John si guardò intorno, prima di salire sulla nave: nell'hangar, molti piloti erano già sui loro mezzi, pronti al decollo, mentre altri salutavano fidanzate, mogli, o semplicemente amici; il frastuono dei motori era assordante, e l'aria vibrava per la tensione. Ma lui, ormai, era oltre la paura.
Certo, quello che lo attendeva era la battaglia più pericolosa che avesse mai intrapreso da quando era entrato nell'Alleanza: ma tutti quei ribelli che ora affollavano l'hangar-anche se non poteva affermare di conoscerli tutti-erano diventati la sua famiglia.
E lui avrebbe combattuto, per questa. L'avrebbe difesa: anche a costo della sua stessa vita, se necessario.
I sentimenti che muovevano lui-ma anche ognuno di loro-erano forti, e più grandi della galassia stessa in cui combattevano. Andavano oltre essa.

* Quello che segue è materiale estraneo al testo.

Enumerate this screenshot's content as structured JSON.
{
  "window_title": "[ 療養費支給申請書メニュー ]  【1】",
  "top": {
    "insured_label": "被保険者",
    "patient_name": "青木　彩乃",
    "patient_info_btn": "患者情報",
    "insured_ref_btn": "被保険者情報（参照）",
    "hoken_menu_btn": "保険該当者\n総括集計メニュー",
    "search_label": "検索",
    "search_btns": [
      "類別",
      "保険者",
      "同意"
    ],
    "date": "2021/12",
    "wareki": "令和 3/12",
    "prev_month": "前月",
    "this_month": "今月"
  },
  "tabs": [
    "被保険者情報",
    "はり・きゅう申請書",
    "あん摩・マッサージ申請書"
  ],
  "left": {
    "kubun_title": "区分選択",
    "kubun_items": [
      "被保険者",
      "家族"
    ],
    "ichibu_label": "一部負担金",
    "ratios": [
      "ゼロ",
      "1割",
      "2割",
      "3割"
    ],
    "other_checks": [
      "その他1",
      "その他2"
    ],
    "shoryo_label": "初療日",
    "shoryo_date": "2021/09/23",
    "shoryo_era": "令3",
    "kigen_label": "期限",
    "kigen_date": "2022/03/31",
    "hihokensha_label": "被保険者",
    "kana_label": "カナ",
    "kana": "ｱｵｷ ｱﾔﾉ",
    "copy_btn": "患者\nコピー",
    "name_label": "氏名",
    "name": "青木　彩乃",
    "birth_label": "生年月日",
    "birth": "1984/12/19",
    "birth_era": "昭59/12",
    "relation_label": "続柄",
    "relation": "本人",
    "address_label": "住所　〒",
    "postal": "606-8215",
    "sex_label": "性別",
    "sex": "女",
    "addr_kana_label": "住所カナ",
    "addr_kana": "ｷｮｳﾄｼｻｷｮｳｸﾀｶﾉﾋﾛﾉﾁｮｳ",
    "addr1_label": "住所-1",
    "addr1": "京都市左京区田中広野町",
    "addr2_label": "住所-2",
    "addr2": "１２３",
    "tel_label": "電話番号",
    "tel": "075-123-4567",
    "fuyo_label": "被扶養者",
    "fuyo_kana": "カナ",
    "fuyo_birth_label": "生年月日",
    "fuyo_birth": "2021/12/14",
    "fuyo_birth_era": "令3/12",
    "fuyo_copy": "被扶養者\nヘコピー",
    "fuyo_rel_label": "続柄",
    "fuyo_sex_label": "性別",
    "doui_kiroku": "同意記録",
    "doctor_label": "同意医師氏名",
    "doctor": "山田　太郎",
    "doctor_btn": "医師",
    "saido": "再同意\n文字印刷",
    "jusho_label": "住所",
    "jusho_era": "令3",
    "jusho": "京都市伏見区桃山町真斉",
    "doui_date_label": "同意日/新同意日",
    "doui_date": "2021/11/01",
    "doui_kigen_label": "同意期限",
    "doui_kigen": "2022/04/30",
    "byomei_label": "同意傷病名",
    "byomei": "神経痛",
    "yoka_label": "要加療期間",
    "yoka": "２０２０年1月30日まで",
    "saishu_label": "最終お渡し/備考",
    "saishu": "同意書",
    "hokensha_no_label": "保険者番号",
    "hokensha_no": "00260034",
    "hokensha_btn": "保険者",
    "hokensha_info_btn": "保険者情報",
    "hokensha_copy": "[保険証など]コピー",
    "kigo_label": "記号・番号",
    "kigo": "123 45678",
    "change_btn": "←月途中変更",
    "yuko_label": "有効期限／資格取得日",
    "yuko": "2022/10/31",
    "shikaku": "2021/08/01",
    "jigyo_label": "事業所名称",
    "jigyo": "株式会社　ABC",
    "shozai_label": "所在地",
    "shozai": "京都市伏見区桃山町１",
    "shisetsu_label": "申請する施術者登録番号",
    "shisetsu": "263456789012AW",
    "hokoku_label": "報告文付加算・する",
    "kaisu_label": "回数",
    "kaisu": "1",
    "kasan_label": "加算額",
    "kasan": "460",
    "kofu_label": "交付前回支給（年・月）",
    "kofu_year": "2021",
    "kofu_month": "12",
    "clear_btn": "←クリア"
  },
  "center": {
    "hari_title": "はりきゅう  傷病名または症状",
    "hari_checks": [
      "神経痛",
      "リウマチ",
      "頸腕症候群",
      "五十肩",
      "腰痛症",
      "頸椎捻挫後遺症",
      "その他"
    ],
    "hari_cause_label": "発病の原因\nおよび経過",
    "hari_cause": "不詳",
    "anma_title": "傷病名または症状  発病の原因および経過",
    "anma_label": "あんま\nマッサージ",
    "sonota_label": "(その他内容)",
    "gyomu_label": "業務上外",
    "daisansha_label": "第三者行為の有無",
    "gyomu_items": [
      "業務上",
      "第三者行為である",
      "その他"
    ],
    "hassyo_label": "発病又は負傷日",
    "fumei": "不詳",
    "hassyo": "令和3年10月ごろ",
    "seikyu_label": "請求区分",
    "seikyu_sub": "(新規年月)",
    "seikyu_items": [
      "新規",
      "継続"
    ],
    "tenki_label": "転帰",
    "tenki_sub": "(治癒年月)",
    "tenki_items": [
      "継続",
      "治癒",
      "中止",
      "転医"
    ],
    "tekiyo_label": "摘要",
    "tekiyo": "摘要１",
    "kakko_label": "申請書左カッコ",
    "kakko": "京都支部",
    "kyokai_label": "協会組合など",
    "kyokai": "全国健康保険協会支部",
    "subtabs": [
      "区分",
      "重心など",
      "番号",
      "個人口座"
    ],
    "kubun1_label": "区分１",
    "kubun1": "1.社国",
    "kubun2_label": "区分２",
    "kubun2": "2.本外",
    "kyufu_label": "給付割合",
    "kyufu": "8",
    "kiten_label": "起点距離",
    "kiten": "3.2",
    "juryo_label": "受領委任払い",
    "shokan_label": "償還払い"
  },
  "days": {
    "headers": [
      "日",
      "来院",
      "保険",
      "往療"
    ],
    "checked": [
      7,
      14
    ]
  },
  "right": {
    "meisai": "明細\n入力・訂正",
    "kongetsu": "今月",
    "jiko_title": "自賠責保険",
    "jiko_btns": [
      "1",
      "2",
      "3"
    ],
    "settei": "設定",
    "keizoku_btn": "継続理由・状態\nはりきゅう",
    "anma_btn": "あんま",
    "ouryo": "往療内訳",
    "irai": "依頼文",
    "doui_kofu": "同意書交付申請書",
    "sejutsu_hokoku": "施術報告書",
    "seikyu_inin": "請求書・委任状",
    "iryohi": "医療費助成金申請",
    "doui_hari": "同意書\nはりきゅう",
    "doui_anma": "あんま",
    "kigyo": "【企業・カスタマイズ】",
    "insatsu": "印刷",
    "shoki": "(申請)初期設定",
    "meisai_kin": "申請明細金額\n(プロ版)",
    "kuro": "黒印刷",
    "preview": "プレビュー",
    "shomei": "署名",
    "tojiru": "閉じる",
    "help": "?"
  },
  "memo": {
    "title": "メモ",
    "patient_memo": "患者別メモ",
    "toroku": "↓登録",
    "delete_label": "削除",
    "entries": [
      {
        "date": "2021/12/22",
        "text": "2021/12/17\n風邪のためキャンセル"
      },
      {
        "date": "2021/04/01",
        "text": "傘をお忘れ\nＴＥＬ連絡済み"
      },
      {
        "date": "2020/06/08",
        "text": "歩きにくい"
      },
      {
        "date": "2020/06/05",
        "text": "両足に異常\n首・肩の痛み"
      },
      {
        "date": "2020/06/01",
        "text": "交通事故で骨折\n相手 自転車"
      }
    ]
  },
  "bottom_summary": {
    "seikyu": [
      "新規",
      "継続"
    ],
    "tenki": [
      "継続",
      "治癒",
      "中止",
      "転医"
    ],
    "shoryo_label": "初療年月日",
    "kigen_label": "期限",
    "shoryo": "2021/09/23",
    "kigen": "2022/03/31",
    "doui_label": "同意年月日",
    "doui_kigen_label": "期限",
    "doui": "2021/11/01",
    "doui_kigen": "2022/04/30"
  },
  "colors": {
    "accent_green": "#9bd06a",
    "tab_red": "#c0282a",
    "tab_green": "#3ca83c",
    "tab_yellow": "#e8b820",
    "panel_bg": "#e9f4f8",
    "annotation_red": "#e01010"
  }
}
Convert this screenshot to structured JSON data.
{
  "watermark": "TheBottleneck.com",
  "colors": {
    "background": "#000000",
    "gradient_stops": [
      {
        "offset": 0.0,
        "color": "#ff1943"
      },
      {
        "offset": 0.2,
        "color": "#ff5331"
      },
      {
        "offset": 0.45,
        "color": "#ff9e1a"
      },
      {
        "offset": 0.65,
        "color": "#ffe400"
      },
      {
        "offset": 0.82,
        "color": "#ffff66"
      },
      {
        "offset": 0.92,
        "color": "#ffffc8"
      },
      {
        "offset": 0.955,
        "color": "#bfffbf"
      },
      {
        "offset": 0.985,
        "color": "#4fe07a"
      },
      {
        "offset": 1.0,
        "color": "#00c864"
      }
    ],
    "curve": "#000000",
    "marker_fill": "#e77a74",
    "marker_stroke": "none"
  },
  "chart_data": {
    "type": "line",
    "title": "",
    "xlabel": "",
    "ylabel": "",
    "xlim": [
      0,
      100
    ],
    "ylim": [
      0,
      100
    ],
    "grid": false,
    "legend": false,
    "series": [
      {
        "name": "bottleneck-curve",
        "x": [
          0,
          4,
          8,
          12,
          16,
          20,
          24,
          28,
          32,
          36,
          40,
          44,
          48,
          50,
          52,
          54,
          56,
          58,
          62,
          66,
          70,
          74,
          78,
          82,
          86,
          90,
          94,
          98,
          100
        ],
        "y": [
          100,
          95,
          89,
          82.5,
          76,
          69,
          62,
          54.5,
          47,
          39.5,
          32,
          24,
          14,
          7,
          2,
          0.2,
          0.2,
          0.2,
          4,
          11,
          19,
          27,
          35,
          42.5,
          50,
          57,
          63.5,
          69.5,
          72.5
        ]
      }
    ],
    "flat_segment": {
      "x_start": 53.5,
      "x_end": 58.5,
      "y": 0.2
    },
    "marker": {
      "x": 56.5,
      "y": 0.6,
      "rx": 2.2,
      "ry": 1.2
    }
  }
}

L'Impero combatteva solo per dominare, distruggere, assoggettare. Loro no. Loro combattevano per proteggere. Proteggere le persone a loro care, e per un mondo senza più tirannia.
Ed era questa, la loro più grande forza.
Il suo sguardo si fece determinato, mentre abbassava una leva sul quadro comandi: il Caccia cominciò a rullare in avanti sempre più velocemente, verso l'uscita del tempio, decollando verso il nero spazio siderale punteggiato di stelle.